1. A Scout speaks the truth and keeps his word.
2. A Scout is just, trustworthy, knows how to discipline and uphold the Laws.
3. A Scout is useful to his family and society.
4. A Scout is friendly and polite towards everyone and a brother to each Scout.
5. A Scout respects himself and others, minds his words and actions.
6. A Scout loves nature and protects the environment.
7. A Scout is cheerful and optimistic.
8. A Scout is provident and takes care to make good use of time.
9. A Scout is hard-working and progresses with his own abilities.
10. A Scout is decisive, courageous and confident and takes responsibility of his actions.

==Distinguished members==

A. E. Benakis was a member of the World Scout Committee of the World Organization of the Scout Movement from 1949 until 1951, and Demetrios Alexatos served on the Committee from 1957 to 1963. In 1963, Alexatos was awarded the Bronze Wolf, the only distinction of the World Organization of the Scout Movement, awarded by the World Scout Committee for exceptional services to World Scouting.

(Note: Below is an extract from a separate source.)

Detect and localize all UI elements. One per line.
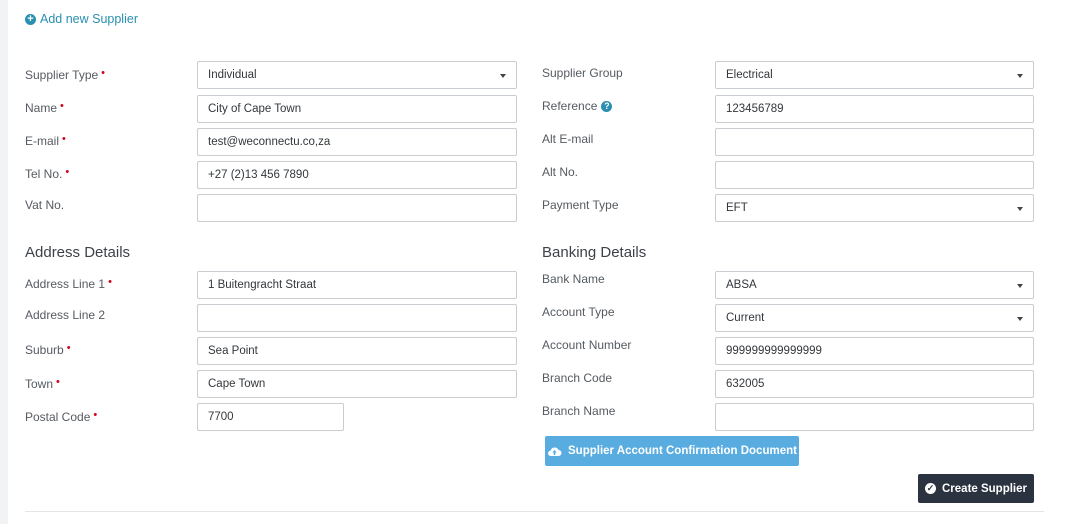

Other Scouts Organization of Greece recipients include Demetrios A. Macrides in 1967, Leonidas J. Skyrianidis in 1974, Costas Tsantilis in 2004, Christos Lygeros in 2005, and Christos Papageorgiou (Scouting) in 2016.

==Greek Scouting abroad==
Scouts of Greece are also active in Egypt and Paris as of 2025. These groups form a special region within Scouts of Greece's structures.